Samuel Décarie-Drolet connaît David Lemieux depuis « une vingtaine d’années ». C’est l’adjoint de Marc Ramsay, l’entraîneur du boxeur dans l’écurie d’Eye of the Tiger Management. Il dit n’avoir jamais eu l’occasion de rencontrer son père, André Fernand Lemieux.

« Je sais qu’ils ne se voyaient pas super souvent, explique-t-il en entretien téléphonique avec La Presse. Mais ils étaient quand même en bonnes relations. » David Lemieux « est allé voir sa grand-mère ce matin », raconte Décarie-Drolet.

PHOTO TIRÉE DU COMPTE INSTAGRAM DE DAVID LEMIEUX

André Fernand Lemieux, père du boxeur David Lemieux et son petit-fils

Sur son compte Instagram, David Lemieux a d’ailleurs confirmé la nouvelle de la mort de son père. « RIP dad », a-t-il écrit, en publiant une photo de son père.

Toute la famille était en état de choc. Il n’y avait rien qui laissait présager ça.

Samuel Décarie-Drolet, adjoint de l’entraîneur Marc Ramsay

L’entraîneur de boxe sortait du gym de Marc Ramsay lorsqu’il a répondu à notre appel.
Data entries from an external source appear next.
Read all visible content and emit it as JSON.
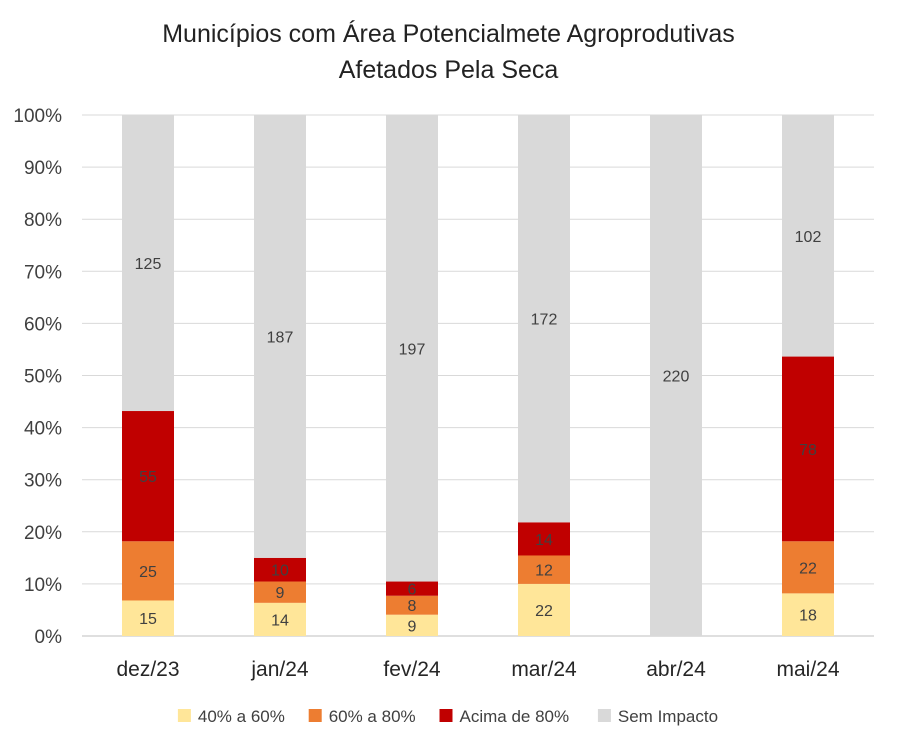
{
  "chart_data": {
    "type": "bar",
    "stacked": true,
    "normalized": true,
    "title": [
      "Municípios com Área Potencialmete Agroprodutivas",
      "Afetados Pela Seca"
    ],
    "xlabel": "",
    "ylabel": "",
    "ylim": [
      0,
      100
    ],
    "y_ticks": [
      "0%",
      "10%",
      "20%",
      "30%",
      "40%",
      "50%",
      "60%",
      "70%",
      "80%",
      "90%",
      "100%"
    ],
    "categories": [
      "dez/23",
      "jan/24",
      "fev/24",
      "mar/24",
      "abr/24",
      "mai/24"
    ],
    "series": [
      {
        "name": "40% a 60%",
        "color": "#FFE699",
        "values": [
          15,
          14,
          9,
          22,
          0,
          18
        ]
      },
      {
        "name": "60% a 80%",
        "color": "#ED7D31",
        "values": [
          25,
          9,
          8,
          12,
          0,
          22
        ]
      },
      {
        "name": "Acima de 80%",
        "color": "#C00000",
        "values": [
          55,
          10,
          6,
          14,
          0,
          78
        ]
      },
      {
        "name": "Sem Impacto",
        "color": "#D9D9D9",
        "values": [
          125,
          187,
          197,
          172,
          220,
          102
        ]
      }
    ],
    "grid": true,
    "legend_position": "bottom",
    "label_color": "#404040",
    "grid_color": "#D9D9D9"
  }
}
Au cours de la journée, il a croisé différents acteurs de ce milieu, dont les boxeurs Arslanbek Makhmudov, Christian Mbilli et Leïla Beaudoin. Le champion du monde des poids lourds de la WBC Óscar Rivas y était aussi. Le protégé du Groupe Yvon Michel (GYM) est partenaire d’entraînement avec Lemieux « depuis une douzaine d’années », dixit Décarie-Drolet.

« Tout le monde est sous le choc, attristé pour les individus touchés, se désole-t-il. Et par le sort du père de David. »

Le promoteur Yvon Michel a réagi à la nouvelle sur Twitter.

« Au nom de toute l’équipe de GYM et en mon nom personnel, nous t’offrons nos plus sincères condoléances, écrit-il. À toi et toute ta famille pour le geste gratuit, terrible, ignoble et inutile qui a causé le décès de ton père ! »

La scène politique réagit

L’administration de Valérie Plante n’a pas tardé à réagir à ces nouveaux évènements violents impliquant au moins une arme à feu. « Nos pensées sont avec les familles et les proches des deux victimes. Nous comprenons les inquiétudes des citoyens suite aux évènements déplorables et ciblés survenus cette nuit », a déclaré le responsable de la sécurité publique au comité exécutif, Alain Vaillancourt.

Dans l’opposition, le conseiller Abdelhaq Sari a déploré mercredi que « la violence armée continue de faire rage à Montréal ». « Malheureusement, cet enjeu est loin dans les priorités de l’administration. Nous lui avons proposé plusieurs solutions pour y remédier : plan estival en matière de sécurité, rétablissement du nombre d’effectifs policiers, évaluation des besoins en intervenants sociaux, en plus de bonifier les ressources des escouades. Malheureusement, aucune de ces solutions n’a été appliquée », dénonce-t-il.

Le plus révoltant, c’est que l’administration refuse toute proposition alors qu’elle ne met aucune alternative en place.

Abdelhaq Sari, conseiller municipal du parti Ensemble Montréal

Montréal s’est défendu de ne pas soutenir financièrement le SPVM, rappelant avoir haussé son budget de 45 millions, pour un total de 724 millions en 2022.